先輩を止めなればならない。そう思って口を開いたのに、先輩は傷付いた瞳で私を睨んだ。
勢いよく、掴んでいた私の手を振り払う。
「あ、先輩‥?」
「どいつもこいつも、結局は伊吹かよ!君は…!くっそ」
「奏汰っ!」
桐島先輩は乱暴な仕草で図書館を出て行った。一瞬追いかけようとした柳葉先生は私の姿を見るなり、追いかけることを止めた。
床に落ちた先輩が持っていた私のバッグを拾い、先生は私に渡してくる。お礼を言いながらそれを受け取った。
「悪いな、俺の所為で」
「いえ、違います。私が悪いんです。
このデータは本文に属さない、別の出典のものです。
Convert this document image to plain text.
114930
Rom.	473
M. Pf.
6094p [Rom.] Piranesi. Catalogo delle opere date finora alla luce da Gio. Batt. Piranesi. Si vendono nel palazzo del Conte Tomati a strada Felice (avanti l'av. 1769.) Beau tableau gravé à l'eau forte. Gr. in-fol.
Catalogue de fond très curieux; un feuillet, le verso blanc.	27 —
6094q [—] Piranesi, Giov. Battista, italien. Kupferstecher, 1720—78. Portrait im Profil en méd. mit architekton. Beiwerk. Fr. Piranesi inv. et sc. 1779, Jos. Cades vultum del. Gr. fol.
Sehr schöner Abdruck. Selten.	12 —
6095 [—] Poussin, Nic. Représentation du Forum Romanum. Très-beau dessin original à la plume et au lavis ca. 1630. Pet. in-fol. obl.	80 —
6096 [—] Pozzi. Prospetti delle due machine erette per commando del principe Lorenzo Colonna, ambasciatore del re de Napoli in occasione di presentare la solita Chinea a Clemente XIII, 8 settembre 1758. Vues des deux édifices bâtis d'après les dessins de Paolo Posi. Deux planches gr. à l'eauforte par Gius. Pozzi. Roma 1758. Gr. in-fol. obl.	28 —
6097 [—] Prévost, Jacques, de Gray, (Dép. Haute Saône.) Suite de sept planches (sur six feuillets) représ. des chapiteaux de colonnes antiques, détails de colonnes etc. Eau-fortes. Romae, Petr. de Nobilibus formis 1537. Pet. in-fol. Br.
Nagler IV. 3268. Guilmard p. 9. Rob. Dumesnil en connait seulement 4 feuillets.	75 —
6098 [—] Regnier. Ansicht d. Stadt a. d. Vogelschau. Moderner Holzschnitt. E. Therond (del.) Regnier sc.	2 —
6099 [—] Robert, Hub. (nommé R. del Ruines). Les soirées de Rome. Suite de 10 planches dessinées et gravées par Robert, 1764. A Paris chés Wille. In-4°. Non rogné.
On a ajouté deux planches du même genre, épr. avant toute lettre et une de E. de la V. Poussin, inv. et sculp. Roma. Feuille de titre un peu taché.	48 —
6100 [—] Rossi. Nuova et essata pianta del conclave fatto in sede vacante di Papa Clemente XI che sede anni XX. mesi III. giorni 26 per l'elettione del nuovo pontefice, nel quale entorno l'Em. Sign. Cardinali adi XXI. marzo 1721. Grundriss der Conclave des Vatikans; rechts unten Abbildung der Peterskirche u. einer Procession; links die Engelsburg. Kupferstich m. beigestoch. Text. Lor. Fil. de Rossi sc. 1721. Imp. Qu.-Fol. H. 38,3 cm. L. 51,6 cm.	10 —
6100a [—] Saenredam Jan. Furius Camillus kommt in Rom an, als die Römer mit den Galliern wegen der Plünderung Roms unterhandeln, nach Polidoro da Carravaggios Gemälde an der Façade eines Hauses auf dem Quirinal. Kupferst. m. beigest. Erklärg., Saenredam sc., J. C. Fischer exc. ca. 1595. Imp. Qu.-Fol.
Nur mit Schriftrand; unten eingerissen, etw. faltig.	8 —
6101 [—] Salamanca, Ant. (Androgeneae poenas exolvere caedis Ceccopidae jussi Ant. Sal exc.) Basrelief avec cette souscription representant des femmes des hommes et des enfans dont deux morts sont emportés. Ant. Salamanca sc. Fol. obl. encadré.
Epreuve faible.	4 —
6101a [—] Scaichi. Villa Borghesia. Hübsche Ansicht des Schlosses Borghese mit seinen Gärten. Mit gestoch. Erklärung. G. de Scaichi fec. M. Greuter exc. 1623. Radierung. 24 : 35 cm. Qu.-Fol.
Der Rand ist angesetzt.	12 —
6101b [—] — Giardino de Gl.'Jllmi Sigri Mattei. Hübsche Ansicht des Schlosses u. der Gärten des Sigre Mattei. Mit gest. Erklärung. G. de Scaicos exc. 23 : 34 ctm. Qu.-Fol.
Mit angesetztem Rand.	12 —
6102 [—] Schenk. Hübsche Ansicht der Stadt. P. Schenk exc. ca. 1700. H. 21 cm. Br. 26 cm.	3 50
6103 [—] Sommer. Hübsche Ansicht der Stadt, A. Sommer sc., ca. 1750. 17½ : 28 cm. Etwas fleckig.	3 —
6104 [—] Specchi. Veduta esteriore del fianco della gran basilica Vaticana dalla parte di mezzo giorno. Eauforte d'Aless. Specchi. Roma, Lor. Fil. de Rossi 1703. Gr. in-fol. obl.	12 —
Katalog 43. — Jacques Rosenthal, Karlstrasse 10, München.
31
先生の所為じゃないです」
「そんなに自分を追いつめんな」
本当に私は馬鹿だった。
イベントだと嬉しくなり、自分だけが楽しんでいた。
ここはゲームの世界ではなく、現実なんだ。何で人が傷付くのか、ちゃんと考えてなかった。
「まぁ、あいつは難しい奴だからな。あまり気にすんなって」
「それでも…」
先生は小さくため息を零して、図書館を出るように促した。
図書館を出て、公園の適当なベンチに座る。そこら辺で買った缶ジュースを貰い、それを両手で包み込みながら先生を見つめた。
「だから、あんまり気にすんな」
「だって…」
下を向くと、ポンッと頭に手が乗っけられた。
「はぁ、お前が泣きそうなのに俺には何も出来ないのか…」
先生は小さく何かを呟いたが、私には聞こえなかった。
首を傾げて先生を見上げると、優しく微笑まれて何だかホッとする。
「とにかく、お前はもう帰れ。あいつも気がすんだなら、自分から謝ってくるだろう。それまではそっとしといてやれ」
「はい…」
「ん、いい子いい子」
そう言う先生の顔は何だか先輩に似ていた。
「先生、いろいろとありがとうございます」
「構わない。あいつは俺の親戚だしな、それにお前は俺の生徒だろ?生徒を助けるのは教師の仕事だ」
そうだろ?と笑みを浮かべる先生に笑い返した。
ゲームでは重要なことではないかもしれない。それでも、現実ではその些細なことが重大なことになることもある。
当たり前のことを胸に刻み、私は複雑な気持ちのまま連休を終えた。